"Well, I didn't know these wild turkeys were roosting here," Abe laughed. He roused them from their slumbers and said: "Boys, you're trying to saw the day off a little too short. It's got to run till you get to Clary's Grove. Better take those horses home and feed 'em."

The boys got up and yawned and stretched themselves and mounted their horses which had been tied to a bar and rode away in the darkness.

Next morning Abe and Samson set out for the woods soon after daylight.

"I like that boy Harry," said Abe. "I reckon he's got good stuff in him. The way he landed on Bap McNoll was a caution. I like to see a feller come right up to the scratch, without an invitation just in the nick o' time, as he did."

"Did you see him jump in?" Samson asked.

"I saw everything some way. I saw you when ye loosened the ear o' John Callyhan. That tickled me. But the way I felt yesterday—honest, it seemed as if I could handle 'em all. That boy Harry is a likely young colt—strong and limber and well put together and broad between the eyes."
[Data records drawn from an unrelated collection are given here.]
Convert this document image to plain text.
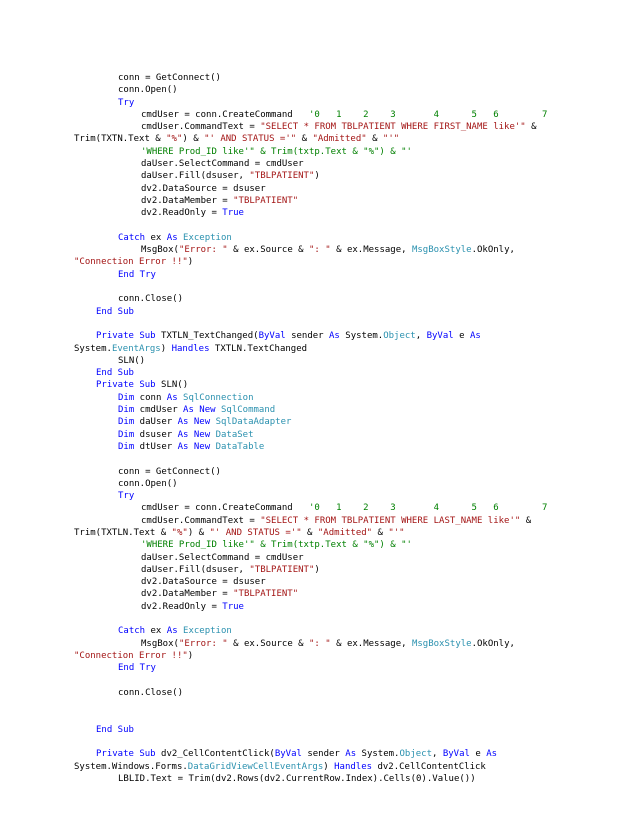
conn = GetConnect()
conn.Open()
Try
cmdUser = conn.CreateCommand   '0   1    2    3       4      5   6        7
cmdUser.CommandText = "SELECT * FROM TBLPATIENT WHERE FIRST_NAME like'" &
Trim(TXTN.Text & "%") & "' AND STATUS ='" & "Admitted" & "'"
'WHERE Prod_ID like'" & Trim(txtp.Text & "%") & "'
daUser.SelectCommand = cmdUser
daUser.Fill(dsuser, "TBLPATIENT")
dv2.DataSource = dsuser
dv2.DataMember = "TBLPATIENT"
dv2.ReadOnly = True
Catch ex As Exception
MsgBox("Error: " & ex.Source & ": " & ex.Message, MsgBoxStyle.OkOnly,
"Connection Error !!")
End Try
conn.Close()
End Sub
Private Sub TXTLN_TextChanged(ByVal sender As System.Object, ByVal e As
System.EventArgs) Handles TXTLN.TextChanged
SLN()
End Sub
Private Sub SLN()
Dim conn As SqlConnection
Dim cmdUser As New SqlCommand
Dim daUser As New SqlDataAdapter
Dim dsuser As New DataSet
Dim dtUser As New DataTable
conn = GetConnect()
conn.Open()
Try
cmdUser = conn.CreateCommand   '0   1    2    3       4      5   6        7
cmdUser.CommandText = "SELECT * FROM TBLPATIENT WHERE LAST_NAME like'" &
Trim(TXTLN.Text & "%") & "' AND STATUS ='" & "Admitted" & "'"
'WHERE Prod_ID like'" & Trim(txtp.Text & "%") & "'
daUser.SelectCommand = cmdUser
daUser.Fill(dsuser, "TBLPATIENT")
dv2.DataSource = dsuser
dv2.DataMember = "TBLPATIENT"
dv2.ReadOnly = True
Catch ex As Exception
MsgBox("Error: " & ex.Source & ": " & ex.Message, MsgBoxStyle.OkOnly,
"Connection Error !!")
End Try
conn.Close()
End Sub
Private Sub dv2_CellContentClick(ByVal sender As System.Object, ByVal e As
System.Windows.Forms.DataGridViewCellEventArgs) Handles dv2.CellContentClick
LBLID.Text = Trim(dv2.Rows(dv2.CurrentRow.Index).Cells(0).Value())
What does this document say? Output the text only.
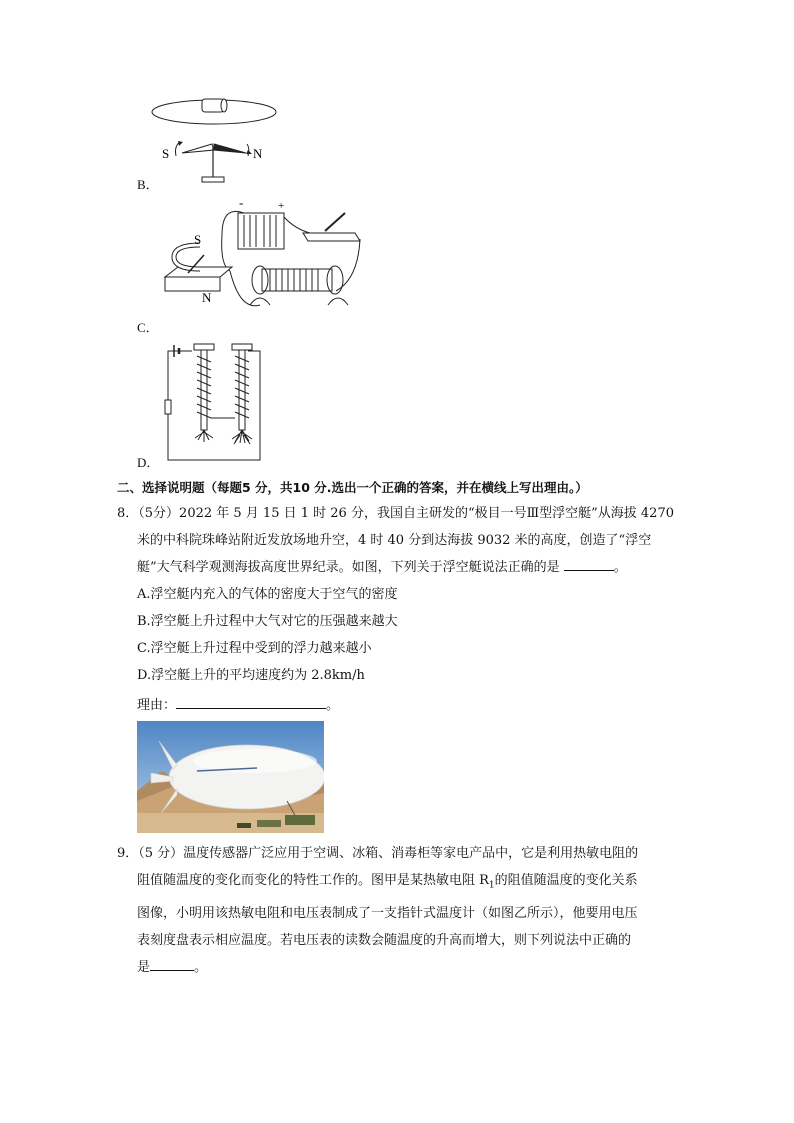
S	N
B．
-	+
S
N
C．
D．
二、选择说明题（每题5 分，共10 分.选出一个正确的答案，并在横线上写出理由。）
8．（5分）2022 年 5 月 15 日 1 时 26 分，我国自主研发的“极目一号Ⅲ型浮空艇”从海拔 4270
米的中科院珠峰站附近发放场地升空，4 时 40 分到达海拔 9032 米的高度，创造了“浮空
艇”大气科学观测海拔高度世界纪录。如图，下列关于浮空艇说法正确的是	。
A.浮空艇内充入的气体的密度大于空气的密度
B.浮空艇上升过程中大气对它的压强越来越大
C.浮空艇上升过程中受到的浮力越来越小
D.浮空艇上升的平均速度约为 2.8km/h
理由：	。
9．（5 分）温度传感器广泛应用于空调、冰箱、消毒柜等家电产品中，它是利用热敏电阻的
阻值随温度的变化而变化的特性工作的。图甲是某热敏电阻 $R_1$的阻值随温度的变化关系
图像，小明用该热敏电阻和电压表制成了一支指针式温度计（如图乙所示），他要用电压
表刻度盘表示相应温度。若电压表的读数会随温度的升高而增大，则下列说法中正确的
是	。
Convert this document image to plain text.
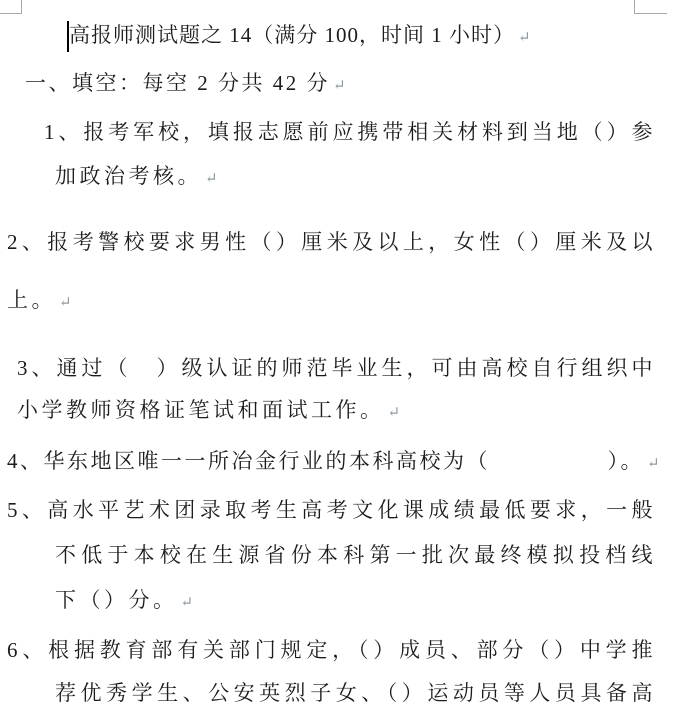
高报师测试题之 14（满分 100，时间 1 小时） ↵
一、填空：每空 2 分共 42 分 ↵
1、报考军校，填报志愿前应携带相关材料到当地（）参
加政治考核。 ↵
2、报考警校要求男性（）厘米及以上，女性（）厘米及以
上。 ↵
3、通过（　）级认证的师范毕业生，可由高校自行组织中
小学教师资格证笔试和面试工作。 ↵
4、华东地区唯一一所冶金行业的本科高校为（　　　　　）。 ↵
5、高水平艺术团录取考生高考文化课成绩最低要求，一般
不低于本校在生源省份本科第一批次最终模拟投档线
下（）分。 ↵
6、根据教育部有关部门规定，（）成员、部分（）中学推
荐优秀学生、公安英烈子女、（）运动员等人员具备高
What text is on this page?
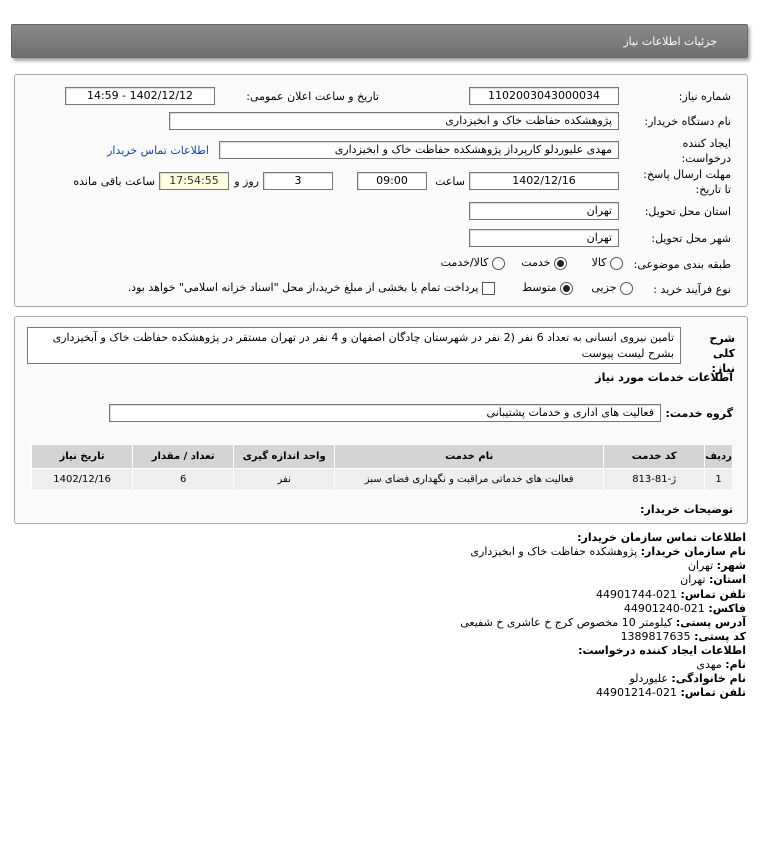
جزئیات اطلاعات نیاز
شماره نیاز:
1102003043000034
تاریخ و ساعت اعلان عمومی:
1402/12/12 - 14:59
نام دستگاه خریدار:
پژوهشکده حفاظت خاک و ابخیزداری
ایجاد کننده
درخواست:
مهدی علیوردلو کارپرداز پژوهشکده حفاظت خاک و ابخیزداری
اطلاعات تماس خریدار
مهلت ارسال پاسخ:
تا تاریخ:
1402/12/16
ساعت
09:00
3
روز و
17:54:55
ساعت باقی مانده
استان محل تحویل:
تهران
شهر محل تحویل:
تهران
طبقه بندی موضوعی:
کالا
خدمت
کالا/خدمت
نوع فرآیند خرید :
جزیی
متوسط
پرداخت تمام یا بخشی از مبلغ خرید،از محل "اسناد خزانه اسلامی" خواهد بود.
شرح کلی نیاز:
تامین نیروی انسانی به تعداد 6 نفر (2 نفر در شهرستان چادگان اصفهان و 4 نفر در تهران مستقر در پژوهشکده حفاظت خاک و آبخیزداری بشرح لیست پیوست
اطلاعات خدمات مورد نیاز
گروه خدمت:
فعالیت های اداری و خدمات پشتیبانی
ردیف	کد خدمت	نام خدمت	واحد اندازه گیری	تعداد / مقدار	تاریخ نیاز
1	ژ-81-813	فعالیت های خدماتی مراقبت و نگهداری فضای سبز	نفر	6	1402/12/16
توضیحات خریدار:
اطلاعات تماس سازمان خریدار:
نام سازمان خریدار: پژوهشکده حفاظت خاک و ابخیزداری
شهر: تهران
استان: تهران
تلفن تماس: 021-44901744
فاکس: 021-44901240
آدرس پستی: کیلومتر 10 مخصوص کرج خ عاشری خ شفیعی
کد پستی: 1389817635
اطلاعات ایجاد کننده درخواست:
نام: مهدی
نام خانوادگی: علیوردلو
تلفن تماس: 021-44901214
"An' gentle as a kitten," Samson added. "There never was a better face on a boy or a better heart behind it. We like him."

"Yes, sir. He's a well topped young tree—straight and sound and good timber. Looks as if that little girl o' Jack's was terribly took up with him. I don't wonder. There are not many boys like Harry around here."

"What kind of a girl is she?" Samson asked.

"Awful shy since the arrow hit her. She don't know what it means yet. She'll get used to that I reckon. She's a good girl and smart as a steel trap. Her father takes her out on the plains with him shooting. She can handle a gun as well as anybody and ride a horse as if she had growed to his back. Every body likes Bim but she has her own way of behaving and sometimes it's awful new-fashioned."